Book 86: Mother Night

Mother Night by Kurt Vonnegut

Kurt Vonnegut is one of those authors I've always thought I should like but I've never really been able to get into. I didn't like Slaughterhouse-Five when I read it in high school, even though I haven't forgotten the "so it goes" quote, and Breakfast of Champions just didn't quite pull me in, either (oddly enough, I didn't really like The Lord of the Flies in high school either but I fondly remember the message, and actually think I would enjoy it quite a lot if I reread it . . . that's another one with a quote I still remember, "kill the beastie"). I've always assumed that maybe high school wasn't the proper time to read Slaughterhouse-Five, and if I just got the right book, I'd finally get it. After reading a fellow CBR participant's review of this novel, I thought maybe this would be the one.

Sadly, no. There are certain things I like about Vonnegut but he just gets too absurd for me at points. The narrator of this novel is Howard Campbell, Jr who is writing this memoir while waiting on his trial for war crimes. During the war, he was a Nazi propagandist, though he used his position to spy/work for the American government. There are no records of this, so instead he is reviled for his racist, anti-Semitic work. Vonnegut states in the preface that the moral of this novel is "we are what we pretend to be, so we must be careful what we pretend to be." I was drawn to the idea of looking at the public man vs. the private . . . the way society perceives him vs. the way he perceives himself and his actions.

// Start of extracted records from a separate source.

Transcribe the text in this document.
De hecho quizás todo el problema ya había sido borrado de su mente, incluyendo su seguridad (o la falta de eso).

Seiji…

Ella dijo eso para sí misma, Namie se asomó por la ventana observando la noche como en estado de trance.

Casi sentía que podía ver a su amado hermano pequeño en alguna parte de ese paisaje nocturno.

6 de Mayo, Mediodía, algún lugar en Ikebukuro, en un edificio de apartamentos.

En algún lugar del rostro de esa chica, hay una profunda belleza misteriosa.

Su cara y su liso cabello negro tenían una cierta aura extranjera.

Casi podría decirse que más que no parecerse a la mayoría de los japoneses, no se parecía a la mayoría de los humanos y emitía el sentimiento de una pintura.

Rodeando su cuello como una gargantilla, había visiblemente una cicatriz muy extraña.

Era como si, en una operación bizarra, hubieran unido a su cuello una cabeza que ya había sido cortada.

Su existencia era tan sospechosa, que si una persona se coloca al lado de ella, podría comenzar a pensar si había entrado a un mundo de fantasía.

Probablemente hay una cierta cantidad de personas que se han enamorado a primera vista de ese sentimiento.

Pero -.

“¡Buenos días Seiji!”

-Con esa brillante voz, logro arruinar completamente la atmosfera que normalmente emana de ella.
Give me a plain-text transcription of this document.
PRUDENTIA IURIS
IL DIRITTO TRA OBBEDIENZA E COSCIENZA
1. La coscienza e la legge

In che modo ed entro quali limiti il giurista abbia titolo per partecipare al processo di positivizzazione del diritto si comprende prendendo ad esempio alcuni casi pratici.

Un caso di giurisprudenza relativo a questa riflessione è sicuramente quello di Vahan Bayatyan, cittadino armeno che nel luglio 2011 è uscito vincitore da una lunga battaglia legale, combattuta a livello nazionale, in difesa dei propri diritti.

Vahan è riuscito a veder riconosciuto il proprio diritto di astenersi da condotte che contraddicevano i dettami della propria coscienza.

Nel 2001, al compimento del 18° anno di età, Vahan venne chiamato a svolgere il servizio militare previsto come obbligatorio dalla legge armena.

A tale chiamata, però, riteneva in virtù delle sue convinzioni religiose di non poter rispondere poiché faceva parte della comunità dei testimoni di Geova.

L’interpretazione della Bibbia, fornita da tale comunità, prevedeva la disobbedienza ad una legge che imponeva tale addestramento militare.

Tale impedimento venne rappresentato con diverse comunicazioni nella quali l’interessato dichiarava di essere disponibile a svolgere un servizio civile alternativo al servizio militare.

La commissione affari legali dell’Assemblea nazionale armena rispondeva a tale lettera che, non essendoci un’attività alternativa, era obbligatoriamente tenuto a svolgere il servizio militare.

There was some of that, but there was also a lot of random stuff . . . I mean it made sense in the story eventually, but for the most part Campbell just seemed like a man that let himself go along with whatever tides were pulling at him. He ends up discovered fairly early in the novel by some white supremacists and though he doesn't agree with them, he somehow ends up with them. Maybe this is why I can't get into Vonnegut - his characters often don't seem to make that many decisions. Billy of Slaughterhouse-Five certainly just seemed to go through the motions (it's been eight years, I could be wrong). I don't know why I would find this off-putting, though, because I've read other novels with characters like that, and I still enjoy them.

I think if it had just focused on the wartime parts and the way Campbell sees himself I would have enjoyed it more but it was the addition of the crazy white supremacists among others that made it too over the top for me. At least Vonnegut's novels are quick, short and easy to read, so even when I end up wondering what the big deal is about the man, I don't really feel like I've wasted time.